A jakie przestępstwo popełnili?
W lipcu 2015 r. przyjęli rządowy program budowy muzeum z księżyca, w którym policzyli koszty budowy dla innej lokalizacji niż ta, w której muzeum miało powstać. Nie trzeba przecież eksperta, żeby wiedzieć, że nie można przenieść projektu z jednego miejsca w inne i pozostawić koszty wyliczone dla pierwszego miejsca. A oni właśnie tak zrobili, Małgorzata Omilanowska była wtedy ministrem kultury. Chcieli obiecać budowę "na wybory". Typowa Platforma. Koszty im niskie wyszły, tyle że jedynie na papierze. Oszustwo wyborcze.
A wam wyszły wysokie koszty w rzeczywistości.
Nieprawda! Wyszły nam koszty realne! Bo nie tworzyliśmy, jak oni, sztucznej rzeczywistości – kolejnej tuskowej ściemy. Wybudowaliśmy wielkie muzeum za tyle samo, za ile Trzaskowski postawił w centrum Warszawy ten biały klocek. No, to jeśli my drogo, to jak ocenić Trzaskowskiego?
Panowie nawet nie zdają sobie sprawy, jaka to była trudna układanka.
Na pewno pan chętnie nam to powie.
Przyjęliśmy, że muzeum możemy wybudować jedynie na Cytadeli Warszawskiej, bo to teren wojskowy, a nie miejski, a władze Warszawy nie będą chciały z nami współpracować.
Tyle że na Cytadeli zaplanowano już kiedyś wielkie Muzeum Wojska Polskiego. Trzeba więc było wszystko przeprojektować, żeby zmieściły się dwa muzea.
Potem było jeszcze wiele kłopotów, przez rok budowa była wstrzymana, bo zaistniała różnica zdań między projektantami, wykonawcą i inwestorem co do konstrukcji stropu. Nagle pojawiły się ekspertyzy, że to się wszystko zawali. Nie zawaliło się. Zrobiliśmy to. Jest piękne muzeum!
Widzi pan, zaczęło się od przestępstwa, a skończyło sukcesem.
Tym różnimy się od naszych konkurentów politycznych, że dla nas Polska jest najważniejsza, a im chodzi tylko o igrzyska, o krew, o nienawiść i dzielenie Polski.
Pewnie zdania na ten temat są podzielone.
Niech fakty mówią za siebie. Każdy może iść do Muzeum Historii Polski, każdy może pojechać do Sulejówka, Wiślicy, Wejherowa, Ostrołęki, na Pola Grunwaldzkie…
...i to wszystko zasługa Piotra Glińskiego.

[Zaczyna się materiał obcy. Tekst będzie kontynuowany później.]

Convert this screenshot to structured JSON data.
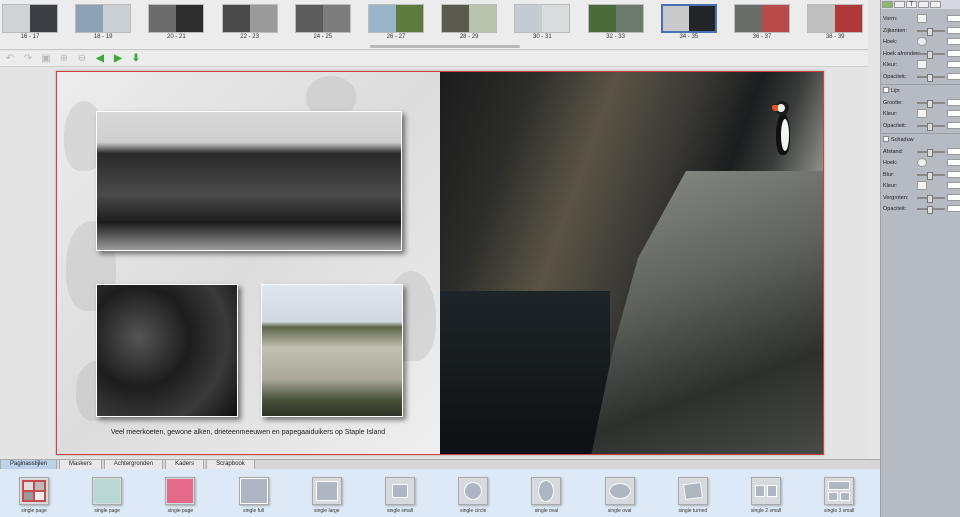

Nie, to zasługa wielu ludzi. A w pewnej mierze także ministra kultury. Między innymi dlatego, że wykonywałem obowiązki ministra, rozumiałem jego rolę, czego chyba nie bardzo rozumie obecna minister Wróblewska.
A jaka jest ta rola?
Pani Wróblewska na jednej z komisji sejmowych stwierdziła ostatnio, że ona nie zajmuje się ręcznym sterowaniem. Wydaje się, że to raczej pani minister nie rozumie, jak trzeba kierować resortem. Jeśli bowiem minister nie działa energicznie i nie przejawia woli politycznej, to nic się nie da zrobić w pewnych obszarach.
Zawsze jest bowiem tak, że coś nie funkcjonuje, coś się zaciera i "się nie da". Musi być człowiek, który to wszystko przyspieszy, rozwiąże, monitoruje i codziennie stale popycha do przodu. Naiwnością jest liczenie na to, że instytucje, departamenty same zadziałają, zwłaszcza przy skomplikowanych sprawach. Tak się dzieje tylko wtedy, gdy istnieje stały aktywny nadzór i monitoring. Do tego zresztą polityk został wybrany przez swoich wyborców.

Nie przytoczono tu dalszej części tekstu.